If you’re enrolling in KDP Select, understand that you’re giving Amazon exclusivity for 90 days. Can’t sell that ebook anywhere else during that time. The trade-off is you get access to Kindle Unlimited and some promotional tools. I use KDP Select for most of my books but not all.
Royalty rate – 35% vs 70%. You need to price between $2.99 and $9.99 for the 70% rate. Under that you’re stuck at 35%. Over $9.99 you can choose but consider delivery fees on the 70% option.
The final final check before going live
Okay so you’ve done all this, you’re feeling good about the book. One last thing I do – I sleep on it. Seriously. If you can wait 24 hours between finishing your QA and actually clicking publish, do it. Come back with fresh eyes the next day and do a super quick flip-through of the preview file one more time.
I’ve caught typos in titles, wrong prices, forgot to add my author bio, all kinds of stuff during that final check. There’s something about the excitement of being “done” that makes you miss things.
Oh and funny story – I was watching The Office for like the millionth time while doing QA on a book last month and I realized I’d named a character in my example scenario “Jim” without even thinking about it. Had to change it because it felt too derivative. Sometimes stepping away and coming back helps you catch stuff like that.
After you publish – the 72-hour window
Once you hit publish, Amazon takes up to 72 hours to review your book, usually way faster though. Most of mine go live within 12 hours. But during that time you can still make changes if you catch something.
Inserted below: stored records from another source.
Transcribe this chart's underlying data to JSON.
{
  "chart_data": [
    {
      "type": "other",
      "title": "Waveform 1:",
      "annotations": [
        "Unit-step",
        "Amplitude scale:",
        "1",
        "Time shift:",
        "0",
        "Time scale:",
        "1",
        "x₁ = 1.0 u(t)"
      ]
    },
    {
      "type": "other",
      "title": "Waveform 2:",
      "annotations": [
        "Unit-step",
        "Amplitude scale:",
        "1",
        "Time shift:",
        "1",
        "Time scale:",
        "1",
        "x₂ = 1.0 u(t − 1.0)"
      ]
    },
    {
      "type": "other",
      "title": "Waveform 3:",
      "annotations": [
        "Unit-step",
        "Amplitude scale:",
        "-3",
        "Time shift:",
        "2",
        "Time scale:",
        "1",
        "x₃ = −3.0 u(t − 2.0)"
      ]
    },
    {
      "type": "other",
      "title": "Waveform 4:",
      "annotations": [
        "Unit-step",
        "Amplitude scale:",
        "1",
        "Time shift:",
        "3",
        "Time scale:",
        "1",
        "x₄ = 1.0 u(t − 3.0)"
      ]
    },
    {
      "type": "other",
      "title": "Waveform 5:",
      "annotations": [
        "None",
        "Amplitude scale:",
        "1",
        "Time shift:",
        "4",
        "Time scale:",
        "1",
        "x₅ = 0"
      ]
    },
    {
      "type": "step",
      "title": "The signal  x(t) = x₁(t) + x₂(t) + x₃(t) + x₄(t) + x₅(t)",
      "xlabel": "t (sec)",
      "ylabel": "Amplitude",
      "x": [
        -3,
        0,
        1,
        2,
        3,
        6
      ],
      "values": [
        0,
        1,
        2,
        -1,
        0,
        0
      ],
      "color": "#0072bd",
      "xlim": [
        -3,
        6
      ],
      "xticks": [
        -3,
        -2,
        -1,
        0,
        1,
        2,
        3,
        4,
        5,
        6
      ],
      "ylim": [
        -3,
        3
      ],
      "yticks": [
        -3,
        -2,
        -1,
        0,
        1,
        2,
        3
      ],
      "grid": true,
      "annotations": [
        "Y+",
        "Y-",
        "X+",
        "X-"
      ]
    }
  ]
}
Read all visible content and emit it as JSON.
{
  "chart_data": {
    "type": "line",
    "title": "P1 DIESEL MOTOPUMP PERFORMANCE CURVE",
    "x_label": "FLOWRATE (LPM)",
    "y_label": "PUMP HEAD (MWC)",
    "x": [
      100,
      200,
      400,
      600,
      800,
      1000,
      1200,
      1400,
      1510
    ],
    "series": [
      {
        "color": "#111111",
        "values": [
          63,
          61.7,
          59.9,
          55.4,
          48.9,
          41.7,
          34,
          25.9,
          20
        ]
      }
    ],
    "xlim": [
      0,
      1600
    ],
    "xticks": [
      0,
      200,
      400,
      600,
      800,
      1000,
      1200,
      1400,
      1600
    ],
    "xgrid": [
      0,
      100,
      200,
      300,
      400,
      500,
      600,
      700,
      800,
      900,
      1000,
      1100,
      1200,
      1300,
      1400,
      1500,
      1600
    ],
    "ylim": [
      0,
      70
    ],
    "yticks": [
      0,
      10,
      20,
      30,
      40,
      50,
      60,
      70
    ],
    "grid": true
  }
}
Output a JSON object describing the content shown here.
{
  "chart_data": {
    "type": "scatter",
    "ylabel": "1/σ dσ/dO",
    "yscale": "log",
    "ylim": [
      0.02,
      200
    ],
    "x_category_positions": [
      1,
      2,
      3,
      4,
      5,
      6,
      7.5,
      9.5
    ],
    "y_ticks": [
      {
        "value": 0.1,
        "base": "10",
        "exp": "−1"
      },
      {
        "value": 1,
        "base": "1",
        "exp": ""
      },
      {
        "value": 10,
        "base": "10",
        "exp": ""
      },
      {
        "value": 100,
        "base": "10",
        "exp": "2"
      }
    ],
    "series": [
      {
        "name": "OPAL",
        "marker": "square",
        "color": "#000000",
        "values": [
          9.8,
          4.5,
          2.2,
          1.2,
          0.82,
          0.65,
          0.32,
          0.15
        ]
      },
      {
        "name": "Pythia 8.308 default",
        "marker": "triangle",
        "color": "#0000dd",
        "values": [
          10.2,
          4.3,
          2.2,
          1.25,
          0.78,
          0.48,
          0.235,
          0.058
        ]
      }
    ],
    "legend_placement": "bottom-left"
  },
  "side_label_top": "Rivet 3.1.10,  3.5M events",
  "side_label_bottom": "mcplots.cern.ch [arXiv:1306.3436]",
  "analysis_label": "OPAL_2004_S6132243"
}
After it goes live, buy a copy of your own book or download it if you’re in KDP Select. Yes, even though you’ve previewed it to death. Sometimes the actual published file has different issues than the preview. It’s rare but it happens.
Read through it one more time on your device. If you find problems, you can update the manuscript in your KDP dashboard. Upload the new file and it’ll go through review again. Amazon notifies existing buyers about major updates, which is nice.
Check your book’s product page on Amazon. Does everything look right? Cover displaying properly? Description formatted how you want? “Look Inside” feature showing the right pages? That Look Inside thing is important because it’s often the first impression potential buyers get.
I usually also check how my book appears in its categories. Search for it using your title and your brand name if you have one. Make sure it’s actually findable. If it’s not showing up at all in the first few days, might be a metadata issue worth contacting KDP support about.
Last thing – set a reminder to check your book listing every few months. Amazon sometimes changes how things display, or other sellers might hijack your listing (rare but happens), or you might notice your keywords aren’t working anymore. Publishing isn’t really a “set it and forget it” thing if you wanna maximize sales, but that’s more marketing than QA I guess.